Granddaddy always said that ‘figures often lie – but liars always figure’. This week AT&T provided two prime examples of that homespun East Texas homily.
If you carry an AT&T iPhone or iPad, you’ve had to ACCEPT pages of itsy-teenie legalese designed to enslave you for two years. It’s AT&T’s way of ensnaring you in a trap in which you agree to a whole bunch of stuff, none of which benefits you. One of those gottchas is requiring you to use arbitration instead of other legal remedies like suing AT&T. AT&T likes that because large companies can avoid pesky and expensive class-action lawsuits.
When you’re a company like AT&T, known for dropped calls, oversold networks, and questionable business practices – avoiding class-action lawsuits is important.
Maybe that’s why AT&T’s intense efforts to negate consumer demands for arbitration as a means to block AT&T’s pending purchase of T-Mobile USA tracks as slimy. AT&T seeks to avoid consumer demands for their own mandated arbitration because the legal cause seeks damages and injunction to block the merger.
Rather than man-up and accept the same remedies it demands of customers – AT&T wants special treatment by the court. Remember that before you sign your next AT&T contract.
AT&T corporate and marketing dweebs never miss an opportunity to remind us that only with the acquisition of T-Mobile USA for just shy of $40 billion dollars – can they provide reliable, legit 4G/LTE coverage from sea-to-shining sea.

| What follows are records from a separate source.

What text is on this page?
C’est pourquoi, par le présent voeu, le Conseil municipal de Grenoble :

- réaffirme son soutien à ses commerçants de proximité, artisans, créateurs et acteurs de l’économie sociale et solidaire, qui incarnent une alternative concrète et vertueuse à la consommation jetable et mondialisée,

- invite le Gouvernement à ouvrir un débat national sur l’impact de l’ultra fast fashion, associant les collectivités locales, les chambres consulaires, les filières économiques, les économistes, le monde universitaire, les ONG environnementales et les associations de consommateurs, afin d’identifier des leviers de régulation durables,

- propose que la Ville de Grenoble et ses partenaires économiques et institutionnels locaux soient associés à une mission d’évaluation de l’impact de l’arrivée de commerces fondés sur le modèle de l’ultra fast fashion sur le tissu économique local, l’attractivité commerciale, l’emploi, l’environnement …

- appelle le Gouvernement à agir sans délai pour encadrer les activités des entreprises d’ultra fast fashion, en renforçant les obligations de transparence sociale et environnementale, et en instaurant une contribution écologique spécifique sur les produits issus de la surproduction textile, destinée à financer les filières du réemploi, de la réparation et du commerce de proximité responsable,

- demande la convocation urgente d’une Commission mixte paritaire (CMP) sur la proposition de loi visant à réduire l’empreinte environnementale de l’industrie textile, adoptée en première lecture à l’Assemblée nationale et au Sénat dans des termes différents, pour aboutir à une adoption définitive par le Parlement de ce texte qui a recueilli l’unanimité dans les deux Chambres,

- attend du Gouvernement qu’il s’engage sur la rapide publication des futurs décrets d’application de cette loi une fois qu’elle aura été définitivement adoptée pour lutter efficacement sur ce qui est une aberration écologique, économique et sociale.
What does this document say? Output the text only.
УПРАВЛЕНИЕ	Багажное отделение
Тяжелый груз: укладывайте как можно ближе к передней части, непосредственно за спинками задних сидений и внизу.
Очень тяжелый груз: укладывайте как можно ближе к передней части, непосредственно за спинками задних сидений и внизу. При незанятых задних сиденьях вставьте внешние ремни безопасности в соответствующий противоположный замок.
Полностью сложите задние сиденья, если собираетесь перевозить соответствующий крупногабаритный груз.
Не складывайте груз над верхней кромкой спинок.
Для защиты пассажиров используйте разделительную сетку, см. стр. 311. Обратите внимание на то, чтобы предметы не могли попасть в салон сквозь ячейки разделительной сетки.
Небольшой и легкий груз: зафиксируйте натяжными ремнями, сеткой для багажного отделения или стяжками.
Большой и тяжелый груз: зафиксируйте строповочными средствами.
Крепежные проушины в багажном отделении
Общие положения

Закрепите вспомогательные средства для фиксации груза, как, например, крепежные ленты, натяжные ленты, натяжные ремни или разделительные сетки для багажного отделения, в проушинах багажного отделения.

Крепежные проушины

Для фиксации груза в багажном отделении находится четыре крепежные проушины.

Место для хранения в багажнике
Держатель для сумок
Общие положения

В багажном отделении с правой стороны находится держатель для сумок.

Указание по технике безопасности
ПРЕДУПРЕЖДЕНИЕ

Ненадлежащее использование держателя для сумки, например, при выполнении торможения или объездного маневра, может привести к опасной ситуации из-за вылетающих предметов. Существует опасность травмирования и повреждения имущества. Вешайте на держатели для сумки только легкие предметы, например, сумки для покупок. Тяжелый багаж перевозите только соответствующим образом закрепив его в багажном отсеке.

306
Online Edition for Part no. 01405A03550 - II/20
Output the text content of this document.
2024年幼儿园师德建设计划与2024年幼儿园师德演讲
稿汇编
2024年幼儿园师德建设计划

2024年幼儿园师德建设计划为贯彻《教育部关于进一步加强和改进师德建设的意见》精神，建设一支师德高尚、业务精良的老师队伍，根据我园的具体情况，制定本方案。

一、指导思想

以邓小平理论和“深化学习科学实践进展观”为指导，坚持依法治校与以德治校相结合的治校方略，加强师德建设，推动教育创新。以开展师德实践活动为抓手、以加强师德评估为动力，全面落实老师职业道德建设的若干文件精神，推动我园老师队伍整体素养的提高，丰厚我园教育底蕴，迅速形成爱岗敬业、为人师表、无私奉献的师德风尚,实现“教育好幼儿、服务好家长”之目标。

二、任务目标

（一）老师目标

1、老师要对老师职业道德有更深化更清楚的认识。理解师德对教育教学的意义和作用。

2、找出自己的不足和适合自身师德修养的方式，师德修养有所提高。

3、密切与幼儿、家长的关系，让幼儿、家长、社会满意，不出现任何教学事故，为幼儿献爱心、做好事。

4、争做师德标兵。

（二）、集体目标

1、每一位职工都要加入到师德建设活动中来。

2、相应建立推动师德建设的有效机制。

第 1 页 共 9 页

But wait – this week AT&T accidentally posted an exhibit online that indicated they could accomplish the same thing by simply writing a $3.9 billion check for targeted spectrum purchases in select markets.
Check the math and logic – accomplish the same objective for one-tenth the cost – and much less on-going overhead. What are we missing? The truth.
AT&T’s strategy isn’t about developing a large, state-of-the-art network to serve growing legions of customers. It’s about blocking other carriers from ever having access to that spectrum. Their move is a pre-emptive spectrum grab that reeks of anti-competitive greed. Why else would a cash-strapped company like AT&T over-pay by a factor of ten when the same results can be accomplished in more fiscally responsible fashion?
AT&T claims that the accidentally-posted letter dovetails with their earlier pronouncements. What else can they say?
Clearly AT&T is running roughshod over the truth, consumers, and the regulatory process – including the impotent stewards of the public airwaves at the FCC. Is there light at the end of the tunnel. Will consumer voices have standing against corporate titans?
AT&T has already ceded almost half a million dollars to fuel the political aspirations and allegiances of Gov. Rick Perry. You decide.